From: Jonathan Brassow <jbrassow@redhat.com>

This patch gives mirror the ability to handle write failures
during recovery.

When kcopyd finishes resynchronizing a mirror region, it
calls recovery_complete() with the results - which are
currently ignored.  This patch checks over the bits in
'write_err' and calls a new function, fail_mirror, on those
devices whose bit is set.  'fail_mirror' increments the
as-yet-unused error_count on the mirror device, and will
switch the primary device pointer for the mirror set if the
mirror is in-sync.

To maintain backwards compatibility, fail_mirror does nothing
if the DM_FEATURES_HANDLE_ERRORS flag is not present.
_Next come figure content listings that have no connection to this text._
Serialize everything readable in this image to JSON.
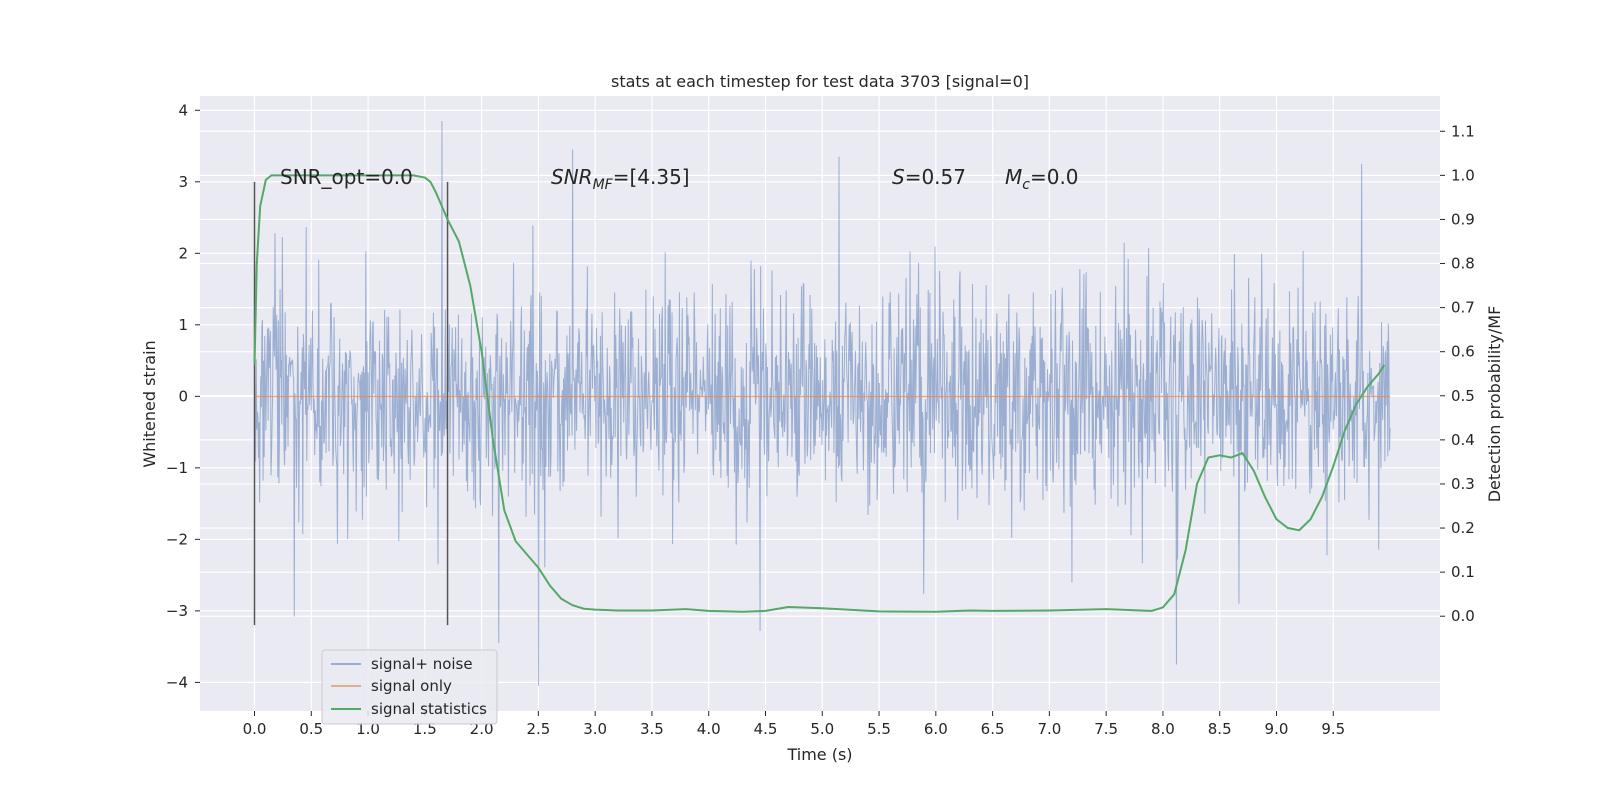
{
  "chart_data": {
    "type": "line",
    "title": "stats at each timestep for test data 3703 [signal=0]",
    "xlabel": "Time (s)",
    "ylabel": "Whitened strain",
    "ylabel_right": "Detection probability/MF",
    "xlim": [
      -0.48,
      10.44
    ],
    "ylim": [
      -4.4,
      4.2
    ],
    "ylim_right": [
      -0.215,
      1.18
    ],
    "x_ticks": [
      0.0,
      0.5,
      1.0,
      1.5,
      2.0,
      2.5,
      3.0,
      3.5,
      4.0,
      4.5,
      5.0,
      5.5,
      6.0,
      6.5,
      7.0,
      7.5,
      8.0,
      8.5,
      9.0,
      9.5
    ],
    "x_tick_labels": [
      "0.0",
      "0.5",
      "1.0",
      "1.5",
      "2.0",
      "2.5",
      "3.0",
      "3.5",
      "4.0",
      "4.5",
      "5.0",
      "5.5",
      "6.0",
      "6.5",
      "7.0",
      "7.5",
      "8.0",
      "8.5",
      "9.0",
      "9.5"
    ],
    "y_ticks": [
      -4,
      -3,
      -2,
      -1,
      0,
      1,
      2,
      3,
      4
    ],
    "y_tick_labels": [
      "−4",
      "−3",
      "−2",
      "−1",
      "0",
      "1",
      "2",
      "3",
      "4"
    ],
    "y_right_ticks": [
      0.0,
      0.1,
      0.2,
      0.3,
      0.4,
      0.5,
      0.6,
      0.7,
      0.8,
      0.9,
      1.0,
      1.1
    ],
    "y_right_tick_labels": [
      "0.0",
      "0.1",
      "0.2",
      "0.3",
      "0.4",
      "0.5",
      "0.6",
      "0.7",
      "0.8",
      "0.9",
      "1.0",
      "1.1"
    ],
    "grid": true,
    "legend_position": "lower-left",
    "annotations": {
      "snr_opt": "SNR_opt=0.0",
      "snr_mf_sym": "SNR",
      "snr_mf_sub": "MF",
      "snr_mf_val": "=[4.35]",
      "s_sym": "S",
      "s_val": "=0.57",
      "mc_sym": "M",
      "mc_sub": "c",
      "mc_val": "=0.0"
    },
    "vlines": [
      {
        "x": 0.0,
        "y0": -3.2,
        "y1": 3.0
      },
      {
        "x": 1.7,
        "y0": -3.2,
        "y1": 3.0
      }
    ],
    "colors": {
      "background": "#eaeaf2",
      "grid": "#ffffff",
      "noise": "#4c72b0",
      "signal": "#dd8452",
      "stats": "#55a868",
      "vline": "#555555"
    },
    "series": [
      {
        "name": "signal+ noise",
        "axis": "left",
        "style": "noise",
        "x_range": [
          0.0,
          10.0
        ],
        "samples": 2000,
        "sigma": 0.75,
        "seed": 3703,
        "peaks": [
          {
            "x": 1.65,
            "y": 3.85
          },
          {
            "x": 2.8,
            "y": 3.45
          },
          {
            "x": 5.15,
            "y": 3.35
          },
          {
            "x": 9.75,
            "y": 3.25
          },
          {
            "x": 2.5,
            "y": -4.05
          },
          {
            "x": 8.12,
            "y": -3.75
          },
          {
            "x": 2.15,
            "y": -3.45
          },
          {
            "x": 4.45,
            "y": -3.28
          },
          {
            "x": 0.35,
            "y": -3.08
          }
        ]
      },
      {
        "name": "signal only",
        "axis": "left",
        "x": [
          0.0,
          10.0
        ],
        "y": [
          0.0,
          0.0
        ]
      },
      {
        "name": "signal statistics",
        "axis": "right",
        "x": [
          0.0,
          0.02,
          0.05,
          0.1,
          0.15,
          0.2,
          0.3,
          0.5,
          0.8,
          1.0,
          1.2,
          1.4,
          1.5,
          1.55,
          1.6,
          1.65,
          1.7,
          1.8,
          1.9,
          2.0,
          2.1,
          2.2,
          2.3,
          2.4,
          2.5,
          2.6,
          2.7,
          2.8,
          2.9,
          3.0,
          3.2,
          3.5,
          3.8,
          4.0,
          4.3,
          4.5,
          4.7,
          5.0,
          5.5,
          6.0,
          6.3,
          6.5,
          7.0,
          7.5,
          7.9,
          8.0,
          8.1,
          8.2,
          8.3,
          8.4,
          8.5,
          8.6,
          8.7,
          8.8,
          8.9,
          9.0,
          9.1,
          9.2,
          9.3,
          9.4,
          9.5,
          9.6,
          9.7,
          9.8,
          9.9,
          9.95
        ],
        "y": [
          0.57,
          0.8,
          0.93,
          0.99,
          1.0,
          1.0,
          1.0,
          1.0,
          1.0,
          1.0,
          1.0,
          1.0,
          0.995,
          0.985,
          0.96,
          0.93,
          0.9,
          0.85,
          0.75,
          0.6,
          0.4,
          0.24,
          0.17,
          0.14,
          0.11,
          0.07,
          0.04,
          0.025,
          0.017,
          0.015,
          0.013,
          0.013,
          0.016,
          0.012,
          0.01,
          0.012,
          0.021,
          0.018,
          0.011,
          0.01,
          0.013,
          0.012,
          0.013,
          0.016,
          0.012,
          0.02,
          0.05,
          0.15,
          0.3,
          0.36,
          0.365,
          0.36,
          0.37,
          0.33,
          0.27,
          0.22,
          0.2,
          0.195,
          0.22,
          0.27,
          0.34,
          0.42,
          0.48,
          0.52,
          0.55,
          0.57
        ]
      }
    ]
  }
}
Signed-off-by: Jonathan Brassow <jbrassow@redhat.com>
Signed-off-by: Alasdair G Kergon <agk@redhat.com>

---
 drivers/md/dm-raid1.c |   58 +++++++++++++++++++++++++++++++++++++++++++++-----
 1 files changed, 53 insertions(+), 5 deletions(-)
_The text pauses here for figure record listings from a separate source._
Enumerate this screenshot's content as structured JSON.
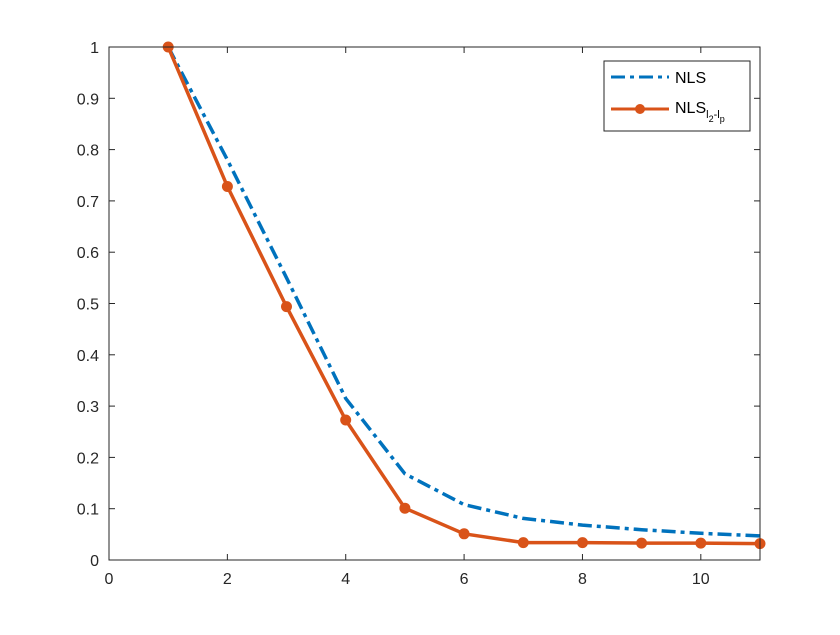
{
  "chart_data": {
    "type": "line",
    "title": "",
    "xlabel": "",
    "ylabel": "",
    "xlim": [
      0,
      11
    ],
    "ylim": [
      0,
      1
    ],
    "xticks": [
      0,
      2,
      4,
      6,
      8,
      10
    ],
    "yticks": [
      0,
      0.1,
      0.2,
      0.3,
      0.4,
      0.5,
      0.6,
      0.7,
      0.8,
      0.9,
      1
    ],
    "xtick_labels": [
      "0",
      "2",
      "4",
      "6",
      "8",
      "10"
    ],
    "ytick_labels": [
      "0",
      "0.1",
      "0.2",
      "0.3",
      "0.4",
      "0.5",
      "0.6",
      "0.7",
      "0.8",
      "0.9",
      "1"
    ],
    "grid": false,
    "legend_position": "top-right",
    "series": [
      {
        "name": "NLS",
        "legend_text": "NLS",
        "color": "#0072BD",
        "line_style": "dash-dot",
        "marker": "none",
        "x": [
          1,
          2,
          3,
          4,
          5,
          6,
          7,
          8,
          9,
          10,
          11
        ],
        "y": [
          1.0,
          0.78,
          0.55,
          0.315,
          0.168,
          0.108,
          0.081,
          0.068,
          0.059,
          0.052,
          0.047
        ]
      },
      {
        "name": "NLS_{l2-lp}",
        "legend_text": "NLS",
        "legend_subscript": "l",
        "legend_subsub1": "2",
        "legend_dash": "-l",
        "legend_subsub2": "p",
        "color": "#D95319",
        "line_style": "solid",
        "marker": "circle",
        "x": [
          1,
          2,
          3,
          4,
          5,
          6,
          7,
          8,
          9,
          10,
          11
        ],
        "y": [
          1.0,
          0.728,
          0.494,
          0.273,
          0.101,
          0.051,
          0.034,
          0.034,
          0.033,
          0.033,
          0.032
        ]
      }
    ]
  }
}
Index: linux-2.6.24-rc5/drivers/md/dm-raid1.c
===================================================================
--- linux-2.6.24-rc5.orig/drivers/md/dm-raid1.c	2007-12-12 12:59:53.000000000 +0000
+++ linux-2.6.24-rc5/drivers/md/dm-raid1.c	2007-12-12 15:43:59.000000000 +0000
@@ -646,6 +646,35 @@ static void bio_set_ms(struct bio *bio, 
 	bio->bi_next = (struct bio *) ms;
 }
 
+/* fail_mirror
+ * @m: mirror device to fail
+ *
+ * If the device is valid, mark it invalid.  Also,
+ * if this is the default mirror device (i.e. the primary
+ * device) and the mirror set is in-sync, choose an
+ * alternative primary device.
+ *
+ * This function must not block.
+ */
+static void fail_mirror(struct mirror *m)
+{
+	struct mirror_set *ms = m->ms;
+	struct mirror *new;
+
+	if (!errors_handled(ms))
+		return;
+
+	if (atomic_inc_return(&m->error_count) > 1)
+		return;
+
+	/*
+	 * Currently, fail_mirror never happens on the default_mirror.
+	 * IOW, the default_mirror currently never changes.
+	 */
+	if (m == ms->default_mirror)
+		BUG();
+}
+
 /*-----------------------------------------------------------------
  * Recovery.
  *
@@ -656,16 +685,34 @@ static void bio_set_ms(struct bio *bio, 
 static void recovery_complete(int read_err, unsigned int write_err,
 			      void *context)
 {
-	struct region *reg = (struct region *) context;
+	struct region *reg = (struct region *)context;
+	struct mirror_set *ms = reg->rh->ms;
+	unsigned long write_err_ulong = (unsigned long)write_err;
+	unsigned m;
+	int bit = 0;
 
 	if (read_err)
-		/* Read error means the failure of default mirror. */
 		DMERR_LIMIT("Unable to read primary mirror during recovery");
 
-	if (write_err)
-		DMERR_LIMIT("Write error during recovery (error = 0x%x)",
-			    write_err);
+	if (!write_err)
+		goto out;
+
+	DMERR_LIMIT("Write error during recovery: 0x%x", write_err);
+
+	/*
+	 * Bits correspond to devices excluding default mirror.
+	 * The default mirror cannot change during recovery.
+	 */
+	for (m = 0; m < ms->nr_mirrors; m++) {
+		if (&ms->mirror[m] == ms->default_mirror)
+			continue;
+
+		if (test_bit(bit, &write_err_ulong))
+			fail_mirror(ms->mirror + m);
+		bit++;
+	}
 
+      out:
 	rh_recovery_end(reg, !(read_err || write_err));
 }
 
@@ -1019,6 +1066,7 @@ static int get_mirror(struct mirror_set 
 	}
 
 	ms->mirror[mirror].ms = ms;
+	atomic_set(&(ms->mirror[mirror].error_count), 0);
 	ms->mirror[mirror].offset = offset;
 
 	return 0;